A common fault in motorized kitchen appliances is failure of the speed control Triac and/or associated Diac. This teardown shows you how to get to and replace the Triac and Diac in a Sunbeam food processor.

Project Steps

The Sunbeam food processor. When plugged into the wall it starts at full speed, and the speed control dial can’t turn it off or adjust the speed.

This is a common mode of failure when a speed control Triac has gone short circuit, or failed partially, becoming easily triggered. This usually happens after a voltage spike from an inductive load, like the motor in the appliance, or something else plugged in nearby.

Do not under any circumstances dismantle the unit with power applied, as it is double insulated and you could be electrocuted and a residual current earth leakage device will probably not be able to trip to save you.

If you are not confident with mains wiring, get someone who is to do this repair for you.

The utensil drawer is removed by tilting it out and pulling it out.

This exposes two screws which need to be undone.

With the 2 screws removed from the utensil alcove, the lid of the unit can be carefully popped off revealing the safety interlock mechanism and another screw.

Carefully pry the toggle off of the plastic split pin, and remove it from the associated linkages.

Remove the screw.

Next, the speed control dial must be carefully popped out.

This exposes the rotary switch underneath.

Next, the transmission spindle must be freed.

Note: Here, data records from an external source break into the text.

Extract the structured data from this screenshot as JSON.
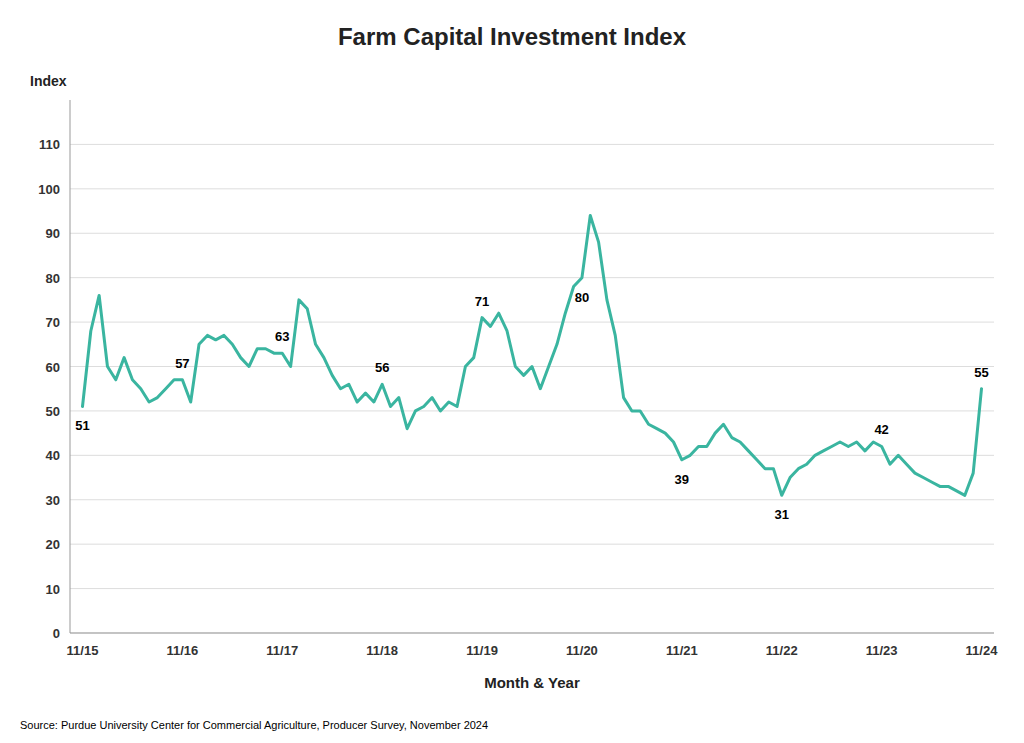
{
  "chart_data": {
    "type": "line",
    "title": "Farm Capital Investment Index",
    "x_label": "Month & Year",
    "y_label": "Index",
    "source": "Source: Purdue University Center for Commercial Agriculture, Producer Survey, November 2024",
    "color": "#3ab5a0",
    "grid": true,
    "ylim": [
      0,
      120
    ],
    "yticks": [
      0,
      10,
      20,
      30,
      40,
      50,
      60,
      70,
      80,
      90,
      100,
      110
    ],
    "categories": [
      "11/15",
      null,
      null,
      null,
      null,
      null,
      null,
      null,
      null,
      null,
      null,
      null,
      "11/16",
      null,
      null,
      null,
      null,
      null,
      null,
      null,
      null,
      null,
      null,
      null,
      "11/17",
      null,
      null,
      null,
      null,
      null,
      null,
      null,
      null,
      null,
      null,
      null,
      "11/18",
      null,
      null,
      null,
      null,
      null,
      null,
      null,
      null,
      null,
      null,
      null,
      "11/19",
      null,
      null,
      null,
      null,
      null,
      null,
      null,
      null,
      null,
      null,
      null,
      "11/20",
      null,
      null,
      null,
      null,
      null,
      null,
      null,
      null,
      null,
      null,
      null,
      "11/21",
      null,
      null,
      null,
      null,
      null,
      null,
      null,
      null,
      null,
      null,
      null,
      "11/22",
      null,
      null,
      null,
      null,
      null,
      null,
      null,
      null,
      null,
      null,
      null,
      "11/23",
      null,
      null,
      null,
      null,
      null,
      null,
      null,
      null,
      null,
      null,
      null,
      "11/24"
    ],
    "values": [
      51,
      68,
      76,
      60,
      57,
      62,
      57,
      55,
      52,
      53,
      55,
      57,
      57,
      52,
      65,
      67,
      66,
      67,
      65,
      62,
      60,
      64,
      64,
      63,
      63,
      60,
      75,
      73,
      65,
      62,
      58,
      55,
      56,
      52,
      54,
      52,
      56,
      51,
      53,
      46,
      50,
      51,
      53,
      50,
      52,
      51,
      60,
      62,
      71,
      69,
      72,
      68,
      60,
      58,
      60,
      55,
      60,
      65,
      72,
      78,
      80,
      94,
      88,
      75,
      67,
      53,
      50,
      50,
      47,
      46,
      45,
      43,
      39,
      40,
      42,
      42,
      45,
      47,
      44,
      43,
      41,
      39,
      37,
      37,
      31,
      35,
      37,
      38,
      40,
      41,
      42,
      43,
      42,
      43,
      41,
      43,
      42,
      38,
      40,
      38,
      36,
      35,
      34,
      33,
      33,
      32,
      31,
      36,
      55
    ],
    "annotations": [
      {
        "position": 0,
        "value": 51
      },
      {
        "position": 12,
        "value": 57
      },
      {
        "position": 24,
        "value": 63
      },
      {
        "position": 36,
        "value": 56
      },
      {
        "position": 48,
        "value": 71
      },
      {
        "position": 60,
        "value": 80
      },
      {
        "position": 72,
        "value": 39
      },
      {
        "position": 84,
        "value": 31
      },
      {
        "position": 96,
        "value": 42
      },
      {
        "position": 108,
        "value": 55
      }
    ]
  }
}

Identify the plastic locking insert on the spindle and carefully pop it out.

This allows the plastic spindle to be lifted off of the metal drive shaft, which will allow the entire housing to be removed.

Undo all of the screws on the underside of the food processor, including the recessed one in the middle. You should now be able to lift the entire upper housing off of the base and internals.

The drive mechanism can be inspected by lifting it up off the base plate.

The base plate is shown.

The motor housing can be inspected, and the first photo shows the armature and carbon brushes of the motor.

The second photo shows the safety interlock switches, which are actuated via the toggle you removed earlier, when the mixing bowl is locked into place.

The remaining third side of the motor housing has the switchboard/PCB subassembly attached, with the “pulse” microswitch and rotatory on/off and speed control switch exposed

These photographs show the switchboard and speed control PCB still attached to the motor housing in more detail, and the wires passing between them.

The second photograph shows the active and neutral coming into the speed control PCB, and the active and neutral going off to the motor.

If your motor is on all the time, the problem is likely to be the PCB sitting between the power coming into the PCB, and the power going out from the PCB to the motor, i.e. the PCB is the problem.

The switchboard/PCB subassembly can be removed from the motor housing by undoing two screws. The switchboard can be removed from the PCB with removal of another two screws.

The second photo shows the PCB pads that interest us outlined in red. They are the PCB pads for the TO-220 BT137 600V Triac, and the two pads for the DB3 Diac.

The third photo shows the TO-220 Triac (black with three legs), and the DB3 diac to its right (small blue cylinder with the PCB “Diac” label above it).

Replace the DB3 Diac and the BT137 Triac with new ones (costing a few dollars at most) after desoldering the old ones from the PCB.

Reassemble the unit completely, following the steps in reverse, and apply power only once it is safe to do so.